Time moves differently after trauma. We know this collectively (think of the days following Sept. 11, 2001), and we know this individually. As Rabbi Kerri Olitzsky writes about his personal trauma in “Facing Cancer as a Family”:
“I was ushered into the doctor’s office. There were no smiles, no polite exchanges, nothing that softened the numbing reality that I was about to face. Only these four words of welcome: ‘Your wife has cancer.’ To say that the life of our entire family changed in those few seconds may seem like a hackneyed phrase, but that day in the surgeon’s office and the journey of the spirit that followed were the greatest challenges of my personal faith in God — and that of my family — that we ever experienced.”
The relationship of time and trauma is a relationship of which our Torah is well aware.
“This month shall mark for you the beginning of the months; it shall be the first of the months of the year for you” (Exodus 12:2).
These words are the opening of the maftir or additional Torah reading on this Shabbat, known as Shabbat Hachodesh, at the beginning of the month of Nisan. They are an instruction given to Moses and Aaron in Egypt. “When you leave Egypt,” God says, “mark time anew.” Restart your calendar. The month of Nisan, of liberation, will be the first of the months.
Why the need for a restart? Simply, slavery was trauma. Freedom demands a new counting of time, for time now has purpose. We are no longer biding time as slaves of Pharaoh, but celebrating time as a free people, free to become servants of God.
It’s critical to note the timing of this instruction. God speaks to Moses and Aaron while they are still in Egypt (Exodus 12:1). The people of Israel were still physically enslaved. Indeed, the Exodus has not yet happened but the liberation had already begun. The instruction to mark time anew was the first step in the process of redemption.

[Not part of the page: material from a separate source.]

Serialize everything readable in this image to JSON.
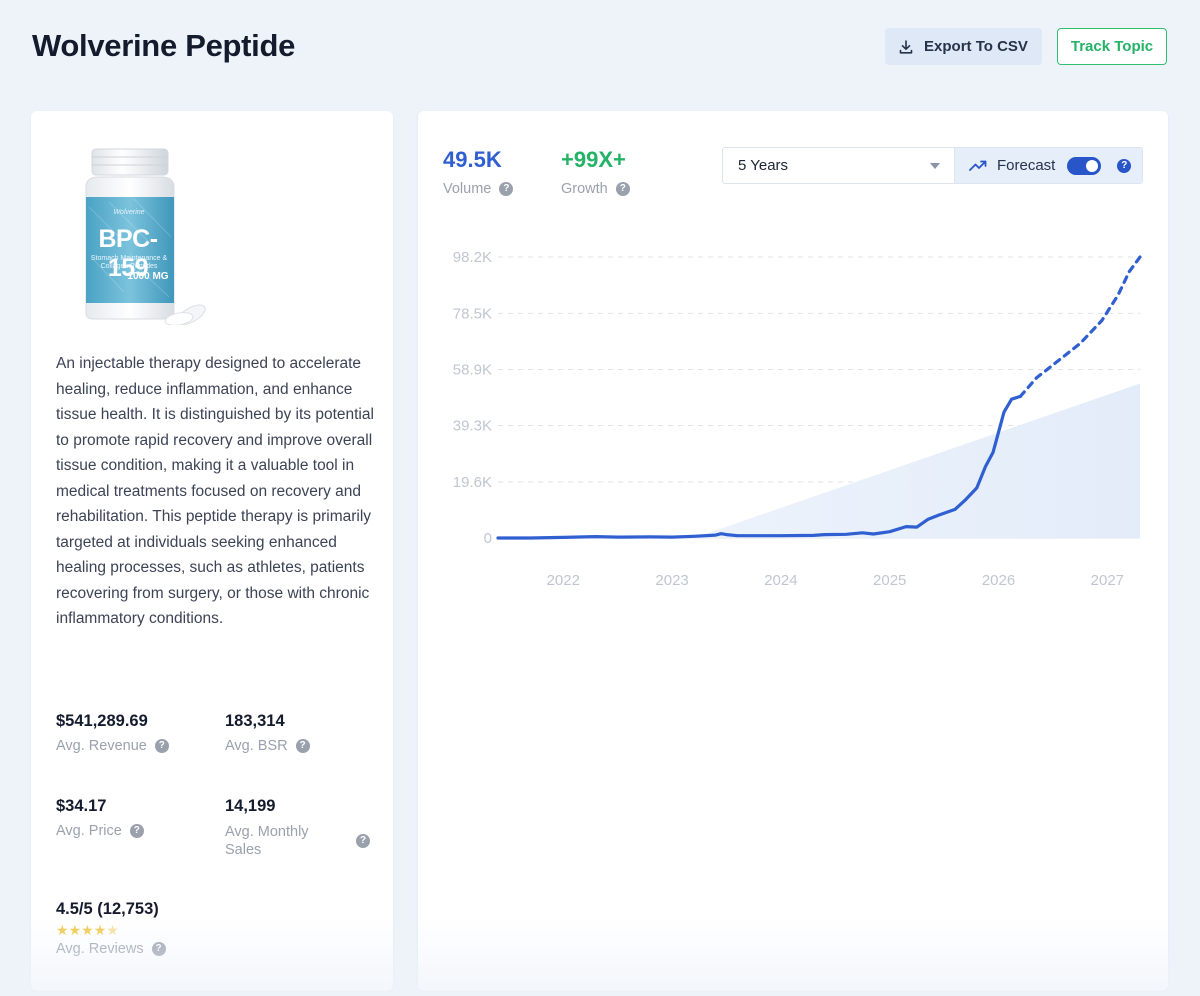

This important lesson serves as a valuable reminder in our individual stories of redemption. Redemption, recovery from disease, divorce, personal setback, can begin whenever we are ready to mark a new day. A disease may not be cured, a divorce may not be final, a death may not be fully grieved, but recovery begins when we are ready to see time anew.
In “Living with Cancer, One Day at a Time,” Roxanne Dinkin, a clinical psychologist, writes: “Living with cancer, even terminal cancer, can lead to a deep sense of self- acceptance and peace. A friend facing death from metastatic colon cancer told me that the year since her diagnosis of inoperable cancer had been the happiest of her life. I understood what she meant. The reality of facing life and death issues allows you to live fully in the present moment…The present moment is all we have, no matter how much time is left, and living with cancer lets us deeply appreciate that moment. According to Psalm 118: “Zeh hayom…” — “This is the day that God has made, let us be joyful and glad in it.”
How do we come to this view of time? Jewish ritual can help. Again Roxanne Dinkin: “Jewish ritual can provide you with ways to set boundaries in time around your illness and healing experiences. Saying a blessing before treatment, immersing in mikvah to mark the end of aggressive treatment.”
Marking time anew, setting one moment apart from the next allows us to leave the confining places of our own personal and collective Mitzrayim (Hebrew for Egypt, meaning “narrow place”) and pushes us along the road of healing and redemption.
Rabbi Benjamin Shull is rabbi of Tikvat Israel Congregation in Rockville.